Chandler, this is my first time on this forum. I have a project almost identical to sgtcasey, including measurements. I have located a place that will cut four white melamine shelves to my specs (18" x 30-1/4") plus provide cut cleats for the three sides of each shelf. I have never driven a nail into anything significant much less done toenailing (which I had never heard of before). I have just read up on toenailing basics on the internet and I'm afraid to try it for fear of splitting the cleat or, worse, the corner stud or missing the mark completely. I am planning to use cleats made from melamine shelving material because I don't want to go to the bother of painting wood cleats. These cleats would measure 3" x 3/4". The supplier will add white melamine edging to the exposed edge of the cleat I explained my trepidations to the supplier and he offered to include metal angle brackets to fasten the shelves to the side walls at the two rear corners to avoid fastening at an angle with a screw (I prefer using screws). Both of us thought it would be easy for me to straight screw the cleats to the corner studs by the closet door. However, I just noticed that the clamshell moulding surrounding the interior of the door frame is about 1/16" less than 3/4" from the RIGHT WALL ONLY (left wall is no problem) and therefore will not allow the 3/4" cleat to butt the front wall unless you think I should try to cut the moulding somehow. This would be a shame because it is beautifully finished even though no one sees the interior view. Should I use a metal angle bracket in the front right corner? Should I throw caution to the winds, sail right in and attempt my first toenail attachment? My husband is no help, He doesn't know his toenail from his elbow about carpentry. The difference is that I want to learn and he does not.

My kitchen closet measures as follows:

Width along back wall is 30" with and that width increases to 30-6/16" by the front corners. Studs are located (from l. to r.) along the back wall at 3/4", 11-3/4" and 27-1/2". The width increases to 30-6/16inches by the front corners.

The depth of the closet (excluding door frame moulding) is 22-7/8" Left and 23" Right.
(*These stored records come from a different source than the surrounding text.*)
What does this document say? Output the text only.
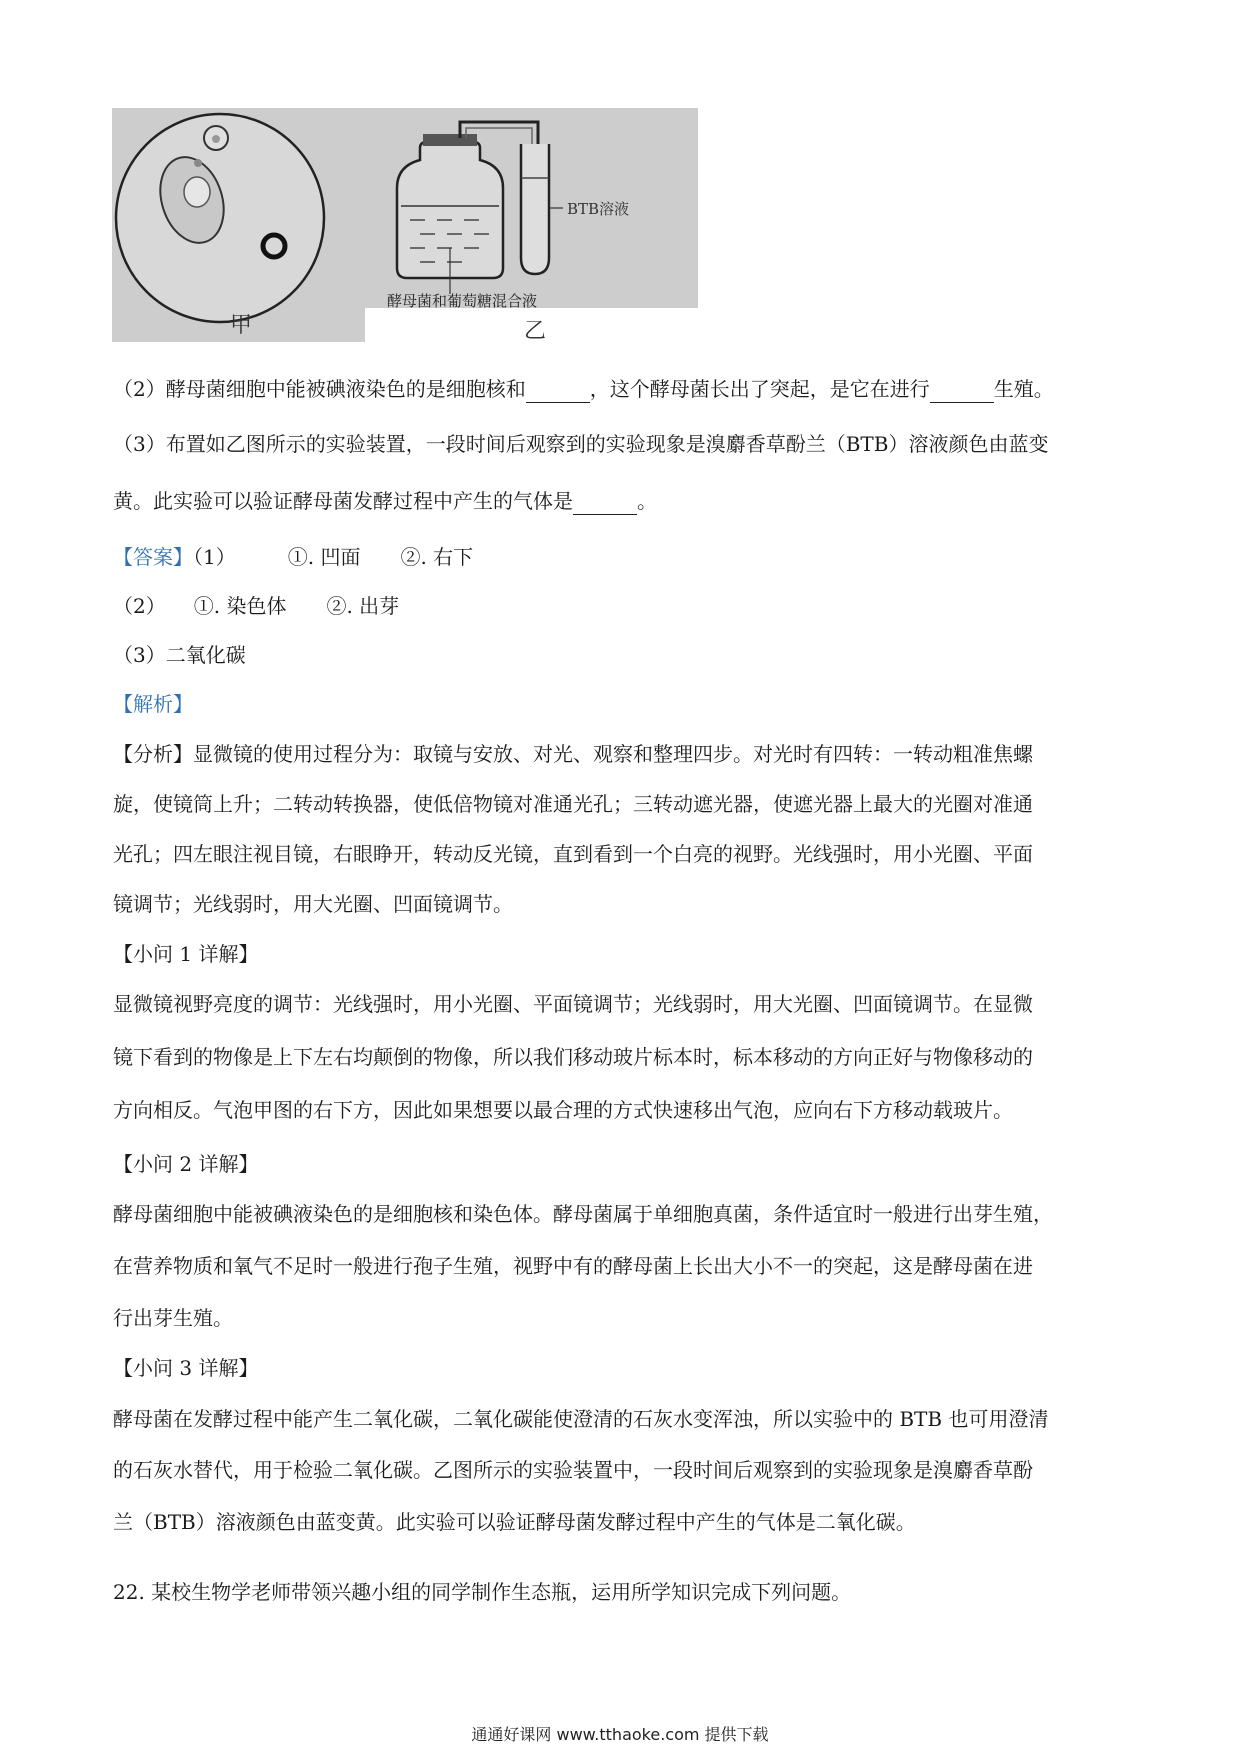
甲
BTB溶液
酵母菌和葡萄糖混合液
乙
（2）酵母菌细胞中能被碘液染色的是细胞核和	，这个酵母菌长出了突起，是它在进行	生殖。
（3）布置如乙图所示的实验装置，一段时间后观察到的实验现象是溴麝香草酚兰（BTB）溶液颜色由蓝变
黄。此实验可以验证酵母菌发酵过程中产生的气体是	。
【答案】（1）	①. 凹面 ②. 右下
（2） ①. 染色体 ②. 出芽
（3）二氧化碳
【解析】
【分析】显微镜的使用过程分为：取镜与安放、对光、观察和整理四步。对光时有四转：一转动粗准焦螺
旋，使镜筒上升；二转动转换器，使低倍物镜对准通光孔；三转动遮光器，使遮光器上最大的光圈对准通
光孔；四左眼注视目镜，右眼睁开，转动反光镜，直到看到一个白亮的视野。光线强时，用小光圈、平面
镜调节；光线弱时，用大光圈、凹面镜调节。
【小问 1 详解】
显微镜视野亮度的调节：光线强时，用小光圈、平面镜调节；光线弱时，用大光圈、凹面镜调节。在显微
镜下看到的物像是上下左右均颠倒的物像，所以我们移动玻片标本时，标本移动的方向正好与物像移动的
方向相反。气泡甲图的右下方，因此如果想要以最合理的方式快速移出气泡，应向右下方移动载玻片。
【小问 2 详解】
酵母菌细胞中能被碘液染色的是细胞核和染色体。酵母菌属于单细胞真菌，条件适宜时一般进行出芽生殖，
在营养物质和氧气不足时一般进行孢子生殖，视野中有的酵母菌上长出大小不一的突起，这是酵母菌在进
行出芽生殖。
【小问 3 详解】
酵母菌在发酵过程中能产生二氧化碳，二氧化碳能使澄清的石灰水变浑浊，所以实验中的 BTB 也可用澄清
的石灰水替代，用于检验二氧化碳。乙图所示的实验装置中，一段时间后观察到的实验现象是溴麝香草酚
兰（BTB）溶液颜色由蓝变黄。此实验可以验证酵母菌发酵过程中产生的气体是二氧化碳。
22. 某校生物学老师带领兴趣小组的同学制作生态瓶，运用所学知识完成下列问题。
通通好课网 www.tthaoke.com 提供下载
Studs on Left wall are 1/2" in from each corner. On Right wall I could find no studs but assume they are in the corners.

This kitchen closet is bare and I want shelves that can hold a lot of weight such as canned goods, rice, sugar, flour, pots/pans, giant juice bottles, boxes. I was considering wire shelves anchored to drywall, similar to the shelves sgtcasey was getting rid of, only the wires of the shelves would be closer together (1/2" vs. 1"). This 16" closemesh fixed wire shelving is guaranteed to hold 200 lbs. per shelf anchored only to drywall and not to studs. Any deflections (bending) of the shelves under weight would be considered a cosmetic and not a structural fault and could be completely eliminated by adding $12-worth of extra bracing in the form of 4 support cups per shelf. I was tempted to get this installed but don't understand how the drywall can support all this weight. Plus I don't like the idea of box crumbs leaking from top to bottom shelf and making dust over the tops of all the items on wire shelves below.

I should greatly appreciate any advice and direction you may be able to give me. If you have a chance, I'd also appreciate receiving a diagram on how to toenail with screws after a drilling a pilothole. Many thanks!